INDIAN PHARMA FIRMS BEAR FDA'S SLOW APPROVAL PROCESS
The slow approval process by the country's Food and Drug Administration (FDA) hamper the entry of Indian pharmaceutical companies in the Philippines according to the Federation of Indian Chambers and Commerce (Phil.) Inc. (FICCI) and the Indian Business Forum Philippine Association Inc. (IBF).
IBF director Aseem Roy said the FDA's stringent rules are one of the key issues that prevent the entry of Indian pharmaceutical firms according to findings in a joint webinar of the two business groups.
“What we hear most frequently is the delay of pharmaceutical products, even some products can take more than three years for approval,” he said.
Among the recommendations of the IBF is implementing a premium charge to expedite the process of registration, which will help in clearing the backlogs for FDA approvals.
Roy added that those products that are approved and registered in markets such as the United States and the European Union should be able to get their FDA approval in the Philippines within six months.
“Some of the products that are already registered in the US or European Union, that means that product has gone through a very stringent regulating approval, so these kinds of products should be approved in a fast rate basis,” he said.
He also said that for the Philippines to have access to cheaper medicines, Indian pharmaceutical firms urged the government to allow them to participate in biddings of the Department of Health.
“Indian companies cannot participate in Department of Health biddings.
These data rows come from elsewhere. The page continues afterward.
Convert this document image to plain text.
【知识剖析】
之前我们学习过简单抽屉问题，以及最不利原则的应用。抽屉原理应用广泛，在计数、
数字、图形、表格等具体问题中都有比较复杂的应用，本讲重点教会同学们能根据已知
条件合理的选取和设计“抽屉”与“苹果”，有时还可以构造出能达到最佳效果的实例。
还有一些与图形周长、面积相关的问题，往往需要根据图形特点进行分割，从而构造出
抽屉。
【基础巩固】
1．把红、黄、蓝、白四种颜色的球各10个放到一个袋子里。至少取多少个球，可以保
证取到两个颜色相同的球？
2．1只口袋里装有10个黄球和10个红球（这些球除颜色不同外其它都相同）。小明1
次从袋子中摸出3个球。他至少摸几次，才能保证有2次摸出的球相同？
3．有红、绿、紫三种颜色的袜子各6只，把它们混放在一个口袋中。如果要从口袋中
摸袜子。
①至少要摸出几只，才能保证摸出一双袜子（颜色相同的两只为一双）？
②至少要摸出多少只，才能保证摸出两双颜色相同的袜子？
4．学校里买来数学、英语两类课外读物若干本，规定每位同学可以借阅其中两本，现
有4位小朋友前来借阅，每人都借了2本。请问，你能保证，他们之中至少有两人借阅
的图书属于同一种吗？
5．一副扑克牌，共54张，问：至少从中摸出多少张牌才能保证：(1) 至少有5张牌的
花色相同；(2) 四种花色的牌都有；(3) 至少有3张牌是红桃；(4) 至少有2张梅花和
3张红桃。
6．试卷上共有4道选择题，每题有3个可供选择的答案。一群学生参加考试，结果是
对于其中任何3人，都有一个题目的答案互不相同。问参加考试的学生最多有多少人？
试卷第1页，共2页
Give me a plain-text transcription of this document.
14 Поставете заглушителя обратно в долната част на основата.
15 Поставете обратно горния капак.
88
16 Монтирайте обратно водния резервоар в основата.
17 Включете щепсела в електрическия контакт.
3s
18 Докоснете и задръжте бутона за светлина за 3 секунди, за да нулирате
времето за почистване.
It’s because the local laws do not allow Indian pharma companies to do it. Because of this, we are paying for almost huge commissions to local partners as they represent Indian pharma companies. Hence, our products become more expensive, but on the contrary, they should be extremely affordable,” said Roy.
He added that this recommendation should be a high priority in the trade discussions between the Philippines and India.